听嬗莲步姗姗而入,盈盈施礼问安。皇后发髻未挽成,后头松散着青丝长发,靛蓝梳开左右梳开两股发,置了假髻,绕上假髻上去,又以一鎏金绞丝长簪固定住。严皇后一壁看着黄铜镜中靛青素手给自己盘起一束束落发,一壁对听嬗笑吟吟道:“你起来罢。你入宫许久,这才是你第二次给本宫见礼。”
听嬗闻言微微尴尬失笑,只听皇后道:“本宫已经命人去彻查巫蛊之事了,即便不依照皇上指令,也必要换你一个清白公道。想来孙福齐一会便能带来结果。”
听嬗微微屈膝谢道:“有劳皇后,臣妾谢娘娘。”
皇后撩起耳边一撮散落的鬓发别过耳后,客气道:“谢什么,你与本宫都是自家人。”皇后看着铜镜中听嬗微微错愕的脸,“都是自家姊妹,一同服侍皇上。马靖太医也是本宫派去的人,本宫担心那伙子人安插了些手脚不干净的人在你身边,你病中,更是无力阻挡。”
听嬗闻言惊讶不已,又有微微感动夹杂,忙屈膝跪下道:“原来臣妾在禁足期间皆是由皇后娘娘庇佑,才得以免遭奸人迫害。

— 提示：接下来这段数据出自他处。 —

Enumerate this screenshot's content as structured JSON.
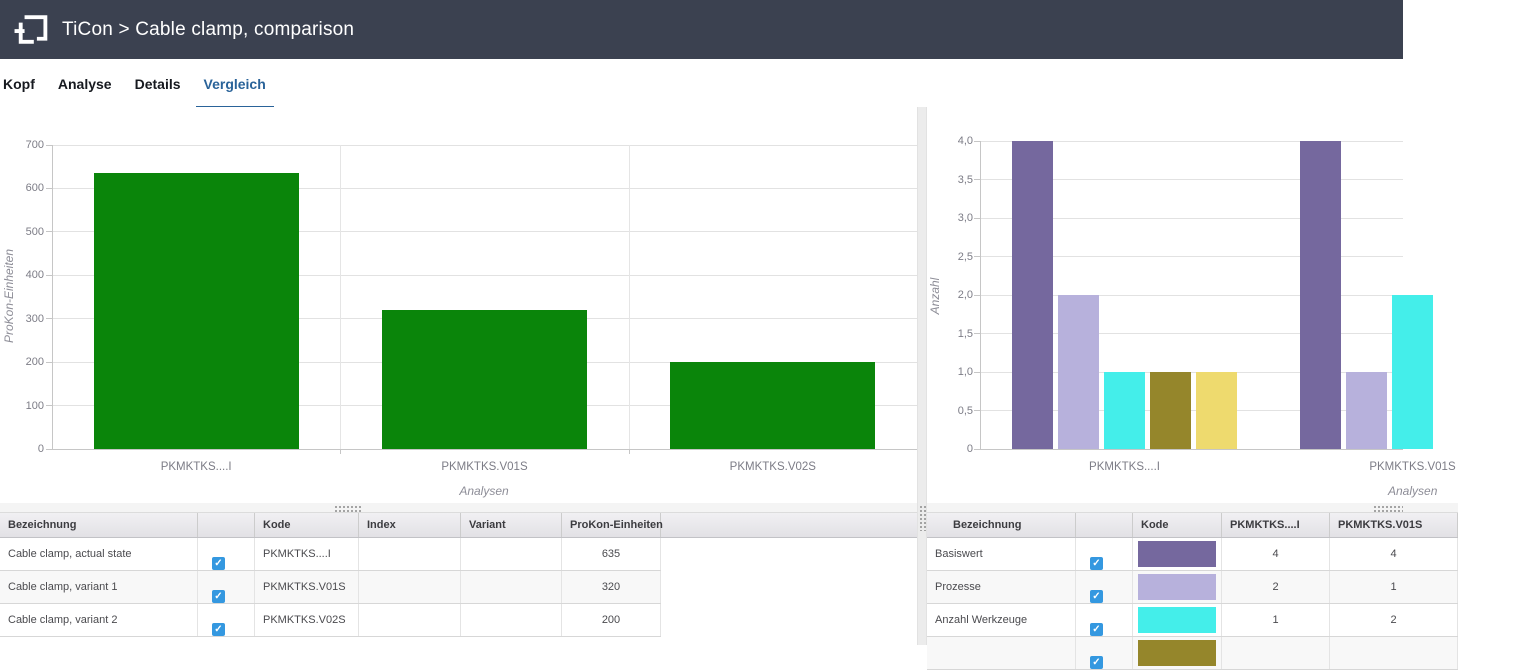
{
  "header": {
    "title": "TiCon > Cable clamp, comparison",
    "bg_color": "#3b4150"
  },
  "tabs": {
    "items": [
      {
        "label": "Kopf",
        "active": false
      },
      {
        "label": "Analyse",
        "active": false
      },
      {
        "label": "Details",
        "active": false
      },
      {
        "label": "Vergleich",
        "active": true
      }
    ],
    "active_color": "#2a6399"
  },
  "chart_data": [
    {
      "type": "bar",
      "title": "",
      "categories": [
        "PKMKTKS....I",
        "PKMKTKS.V01S",
        "PKMKTKS.V02S"
      ],
      "values": [
        635,
        320,
        200
      ],
      "bar_color": "#0a850a",
      "xlabel": "Analysen",
      "ylabel": "ProKon-Einheiten",
      "ylim": [
        0,
        700
      ],
      "ytick_values": [
        0,
        100,
        200,
        300,
        400,
        500,
        600,
        700
      ],
      "ytick_labels": [
        "0",
        "100",
        "200",
        "300",
        "400",
        "500",
        "600",
        "700"
      ],
      "grid": true,
      "legend": "none"
    },
    {
      "type": "bar",
      "title": "",
      "categories": [
        "PKMKTKS....I",
        "PKMKTKS.V01S"
      ],
      "series": [
        {
          "name": "Basiswert",
          "color": "#75689e",
          "values": [
            4,
            4
          ]
        },
        {
          "name": "Prozesse",
          "color": "#b7b1dc",
          "values": [
            2,
            1
          ]
        },
        {
          "name": "Anzahl Werkzeuge",
          "color": "#44eeea",
          "values": [
            1,
            2
          ]
        },
        {
          "name": "",
          "color": "#95862b",
          "values": [
            1,
            null
          ]
        },
        {
          "name": "",
          "color": "#eeda6e",
          "values": [
            1,
            null
          ]
        }
      ],
      "xlabel": "Analysen",
      "ylabel": "Anzahl",
      "ylim": [
        0,
        4
      ],
      "ytick_values": [
        0,
        0.5,
        1,
        1.5,
        2,
        2.5,
        3,
        3.5,
        4
      ],
      "ytick_labels": [
        "0",
        "0,5",
        "1,0",
        "1,5",
        "2,0",
        "2,5",
        "3,0",
        "3,5",
        "4,0"
      ],
      "grid": true,
      "legend": "none"
    }
  ],
  "left_table": {
    "columns": [
      "Bezeichnung",
      "",
      "Kode",
      "Index",
      "Variant",
      "ProKon-Einheiten"
    ],
    "rows": [
      {
        "bezeichnung": "Cable clamp, actual state",
        "checked": true,
        "kode": "PKMKTKS....I",
        "index": "",
        "variant": "",
        "prokon": "635"
      },
      {
        "bezeichnung": "Cable clamp, variant 1",
        "checked": true,
        "kode": "PKMKTKS.V01S",
        "index": "",
        "variant": "",
        "prokon": "320"
      },
      {
        "bezeichnung": "Cable clamp, variant 2",
        "checked": true,
        "kode": "PKMKTKS.V02S",
        "index": "",
        "variant": "",
        "prokon": "200"
      }
    ]
  },
  "right_table": {
    "columns": [
      "Bezeichnung",
      "",
      "Kode",
      "PKMKTKS....I",
      "PKMKTKS.V01S"
    ],
    "rows": [
      {
        "bezeichnung": "Basiswert",
        "checked": true,
        "color": "#75689e",
        "v1": "4",
        "v2": "4"
      },
      {
        "bezeichnung": "Prozesse",
        "checked": true,
        "color": "#b7b1dc",
        "v1": "2",
        "v2": "1"
      },
      {
        "bezeichnung": "Anzahl Werkzeuge",
        "checked": true,
        "color": "#44eeea",
        "v1": "1",
        "v2": "2"
      },
      {
        "bezeichnung": "",
        "checked": true,
        "color": "#95862b",
        "v1": "",
        "v2": ""
      }
    ]
  }
}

不但如此,娘娘还亲自安排太医前来医救臣妾,如此恩德,臣妾无以为报!”
皇后身边的大宫女嫣红忙扶起听嬗,口中道:“慕容小主何须多礼,我家娘娘宅心仁厚,不忍看小主初入宫门便受此磨难,也是与小主有缘,因此暗中相助与小主。”
靛蓝捧过旁边侍女端着的托盘中的莲华冠戴在皇后头上,只见皇后映在铜镜中的脸无比温和庄重,她道:“听闻马靖说你初时有轻度失忆之症状,眼睛还一度失明,本宫当时听了担心得紧了,如今可还好?”
听嬗听闻谢道:“多谢娘娘关怀。按照马太医开的药,早已恢复记忆,眼疾如今已好。只是冬日寒天冻地,偶而有看不清之时。其余皆无大碍。”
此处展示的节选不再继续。